Different Treatment for Different Contracts:
Same-value contracts may be billed differently due to lot size or price per share, which is misleading and unfair.
Always download and review your daily or monthly contract notes from your broker’s back office or email.
Look specifically for:
Brokerage amount
Exchange transaction charges
STT / CTT
GST
Stamp Duty
SEBI turnover fee
If you see unusually high brokerage (like ₹3,000–₹4,000 for one trade when others are ₹300–₹400), investigate immediately.
Take two contracts with similar turnover.
If one shows 10× higher brokerage, it’s a clear red flag.
Send a formal written email to your broker’s compliance or grievance cell.
Use polite but clear language — include:
Date and trade details
Screen captures or PDF statement
Comparison with other trades
Request for refund and recalculation
Keep all communication in writing for record and escalation.
If your broker doesn’t respond or gives an unsatisfactory answer within 15 working days, escalate your complaint to:
SEBI SCORES: https://scores.sebi.gov.in
NSE Investor Grievance Cell: https://investorhelpline.nseindia.com
Attach:
Complaint copy sent to broker
Contract note or derivative statement screenshots
Reply (if any) from broker
Regulators take such billing complaints seriously.
✅ Always download your daily trade reports.
✅ Compare brokerage % vs turnover — it should not exceed your plan rate.
✅ Choose flat-fee brokers (₹20/order) to avoid per-fill charges.
✅ Never rely only on mobile app summaries — check detailed reports.
✅ Keep a yearly habit of auditing your brokerage charges.
✅ If overcharged, act fast — SEBI allows you to raise complaints within 6 months of the incident.
The stock market doesn’t just test your trading skills — it also tests how carefully you watch your bills.

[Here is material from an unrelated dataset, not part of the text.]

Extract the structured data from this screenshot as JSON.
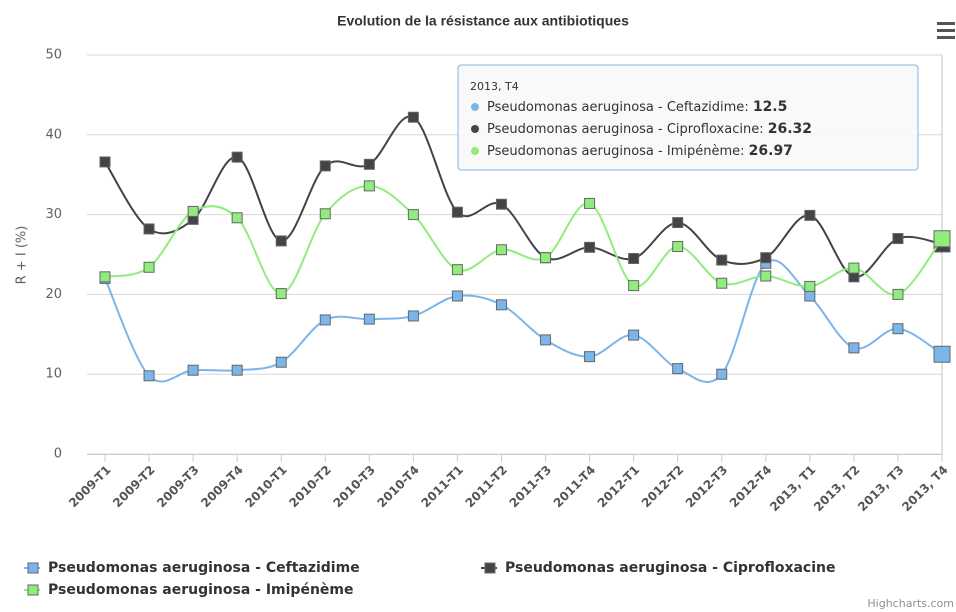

Hidden brokerage may not sound big per trade, but over a year, it can quietly drain your profits.
So, be alert, check every report, and raise your voice if you spot anything wrong.
Before blaming the market for your losses, check if your broker’s billing is eating your profits.
Always verify your reports — and if you find mismatched charges, speak up and demand correction.